Flaps change the pitching moment of a wing. After all, they add lift over the full chord, so the sum of the increased lift attacks at about mid-chord, which is a quarter chord aft of the regular lift. If there is no separate tail surface to compensate for the pitching moment caused by that extra lift, the aircraft will quickly pitch nose-down and crash.
Next, flaps change camber and, therefore, are destabilizing the wing. Without a stabilizing tail, a cambered delta configuration will become unstable. The only camber which is helpful for delta wings is at the leading edge and must be compensated by a little trailing-edge up deflection of the control surfaces. Positive camber near the trailing edge is destabilizing and can only be tolerated on a flying wing with artificial stability augmentation.
Why no slats?
Slats are helpful for delaying flow separation to higher angles of attack and allow a wing to create more lift. To understand their effect, it is not enough to consider what they do to the flow around the wing, but also the effect of the wing on the slat needs to be understood. A slat is like a small wing flying just ahead, and therefore in the upwash, of the main wing.
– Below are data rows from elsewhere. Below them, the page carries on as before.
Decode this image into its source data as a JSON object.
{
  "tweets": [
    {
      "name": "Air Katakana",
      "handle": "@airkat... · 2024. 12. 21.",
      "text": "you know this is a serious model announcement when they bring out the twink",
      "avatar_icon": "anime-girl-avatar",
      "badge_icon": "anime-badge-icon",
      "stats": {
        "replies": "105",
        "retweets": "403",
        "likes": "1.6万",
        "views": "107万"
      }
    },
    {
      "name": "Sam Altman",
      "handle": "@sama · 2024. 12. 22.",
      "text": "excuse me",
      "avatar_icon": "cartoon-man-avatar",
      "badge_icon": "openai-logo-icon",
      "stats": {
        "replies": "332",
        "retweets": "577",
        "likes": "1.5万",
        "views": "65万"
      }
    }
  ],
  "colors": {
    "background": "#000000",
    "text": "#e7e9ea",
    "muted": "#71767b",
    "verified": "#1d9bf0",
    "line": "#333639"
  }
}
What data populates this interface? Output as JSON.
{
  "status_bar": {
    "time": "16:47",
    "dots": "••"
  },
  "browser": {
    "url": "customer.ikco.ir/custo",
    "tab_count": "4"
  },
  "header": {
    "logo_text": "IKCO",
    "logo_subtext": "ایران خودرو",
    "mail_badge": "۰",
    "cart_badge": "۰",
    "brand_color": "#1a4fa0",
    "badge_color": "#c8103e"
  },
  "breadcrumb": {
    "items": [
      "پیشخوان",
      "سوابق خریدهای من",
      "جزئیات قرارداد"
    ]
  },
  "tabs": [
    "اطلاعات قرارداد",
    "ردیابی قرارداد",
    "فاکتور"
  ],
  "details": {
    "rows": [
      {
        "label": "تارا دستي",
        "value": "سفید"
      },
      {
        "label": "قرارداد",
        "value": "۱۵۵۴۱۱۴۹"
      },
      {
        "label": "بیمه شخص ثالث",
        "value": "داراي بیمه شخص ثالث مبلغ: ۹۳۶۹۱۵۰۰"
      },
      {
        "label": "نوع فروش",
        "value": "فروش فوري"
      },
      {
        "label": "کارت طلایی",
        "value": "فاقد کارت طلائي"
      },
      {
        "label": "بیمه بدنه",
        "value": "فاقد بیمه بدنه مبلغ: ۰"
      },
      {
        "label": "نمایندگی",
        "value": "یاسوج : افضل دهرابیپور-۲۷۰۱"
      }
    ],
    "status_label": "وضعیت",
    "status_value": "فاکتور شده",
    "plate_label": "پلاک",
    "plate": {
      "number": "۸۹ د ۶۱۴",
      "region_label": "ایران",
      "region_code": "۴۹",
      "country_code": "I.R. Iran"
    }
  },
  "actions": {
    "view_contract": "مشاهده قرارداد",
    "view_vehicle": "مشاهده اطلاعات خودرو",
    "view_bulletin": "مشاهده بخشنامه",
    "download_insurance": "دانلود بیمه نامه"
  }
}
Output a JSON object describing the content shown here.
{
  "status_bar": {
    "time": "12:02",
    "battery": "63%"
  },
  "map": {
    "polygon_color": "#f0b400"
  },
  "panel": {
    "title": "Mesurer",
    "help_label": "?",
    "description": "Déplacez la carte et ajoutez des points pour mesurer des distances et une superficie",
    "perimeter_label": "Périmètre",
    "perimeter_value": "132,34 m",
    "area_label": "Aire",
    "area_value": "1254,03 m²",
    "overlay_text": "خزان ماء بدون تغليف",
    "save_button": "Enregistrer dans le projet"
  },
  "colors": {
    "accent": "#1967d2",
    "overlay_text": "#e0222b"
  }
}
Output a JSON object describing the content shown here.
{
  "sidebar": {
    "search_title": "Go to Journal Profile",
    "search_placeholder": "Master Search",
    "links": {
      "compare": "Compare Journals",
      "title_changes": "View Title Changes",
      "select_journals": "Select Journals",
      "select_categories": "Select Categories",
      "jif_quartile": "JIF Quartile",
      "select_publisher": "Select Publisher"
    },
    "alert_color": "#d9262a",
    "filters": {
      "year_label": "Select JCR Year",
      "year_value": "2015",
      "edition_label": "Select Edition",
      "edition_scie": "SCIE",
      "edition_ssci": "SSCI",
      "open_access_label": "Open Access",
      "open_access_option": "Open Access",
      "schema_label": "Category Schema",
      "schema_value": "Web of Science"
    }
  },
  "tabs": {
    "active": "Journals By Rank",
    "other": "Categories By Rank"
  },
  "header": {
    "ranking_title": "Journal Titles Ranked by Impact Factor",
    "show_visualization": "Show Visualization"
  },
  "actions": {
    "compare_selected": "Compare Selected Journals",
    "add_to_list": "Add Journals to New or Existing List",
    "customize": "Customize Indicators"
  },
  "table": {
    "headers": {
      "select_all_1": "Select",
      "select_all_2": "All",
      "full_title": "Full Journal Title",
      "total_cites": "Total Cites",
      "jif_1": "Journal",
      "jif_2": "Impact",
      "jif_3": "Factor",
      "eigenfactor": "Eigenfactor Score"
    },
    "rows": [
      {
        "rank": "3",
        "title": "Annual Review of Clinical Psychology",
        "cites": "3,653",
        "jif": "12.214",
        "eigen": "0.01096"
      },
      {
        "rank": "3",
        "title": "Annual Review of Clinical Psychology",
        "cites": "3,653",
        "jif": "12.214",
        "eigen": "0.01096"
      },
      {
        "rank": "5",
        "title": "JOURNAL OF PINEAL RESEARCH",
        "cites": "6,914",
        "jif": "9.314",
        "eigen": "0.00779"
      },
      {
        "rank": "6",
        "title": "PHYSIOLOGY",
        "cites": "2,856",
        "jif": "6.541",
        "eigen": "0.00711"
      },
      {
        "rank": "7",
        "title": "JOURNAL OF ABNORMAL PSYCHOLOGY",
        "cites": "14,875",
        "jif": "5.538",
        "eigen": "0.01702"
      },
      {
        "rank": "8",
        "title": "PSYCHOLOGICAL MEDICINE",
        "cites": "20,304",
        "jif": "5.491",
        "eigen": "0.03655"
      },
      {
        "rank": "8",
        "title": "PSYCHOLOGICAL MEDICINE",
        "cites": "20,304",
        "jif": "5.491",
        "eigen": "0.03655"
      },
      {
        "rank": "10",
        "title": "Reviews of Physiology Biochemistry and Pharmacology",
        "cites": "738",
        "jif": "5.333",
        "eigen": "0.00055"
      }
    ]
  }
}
The wing will induce a very high lift on the slat and in turn see its suction peak around the leading edge greatly reduced, which helps in keeping the flow downstream attached. The comparison plot below should illustrate this effect nicely:

Figure 36 from A. M. O. Smith's paper "High Lift Aerodynamics"
But a delta wing at high angle of attack does not have attached flow on its upper side. It makes use of flow separation at the leading edge which creates a powerful vortex over the upper wing. This is called vortex lift. So for take-off and landing, deploying leading edge devices would help Concorde only a little - they are most helpful in the region just before vortex lift kicks in. This would be for subsonic cruise, for which the original Concorde wing was completely unsuitable. Adding camber at the leading edge would had increased subsonic L/D a lot, so the subsonic cruise segments (like all flight above land) and flight in holding patterns would had been much more efficient. That was not considered initially, and the lower complexity of an un-slatted wing was preferred.
With Concorde B, a span increase and the addition of variable leading edge droop (no slats!) were proposed. The picture below is taken from the original web site which has been the source for the site you linked to in your question.

Concorde B aerodynamic improvements (picture source)
If you now look how the L/D would had been improved by this, it becomes obvious where the leading edge devices helped most. The L/D improvement at take-off and landing, by the way, can be mostly attributed to the span increase.

Concorde A and B aerodynamic efficiency comparison (picture source)
This information is missing from the site you linked to, but is essential for understanding why Concorde B had variable droop added: It should help to extend range beyond the Paris-New York connection and allow more efficient subsonic flight (especially the hold at 250 kts).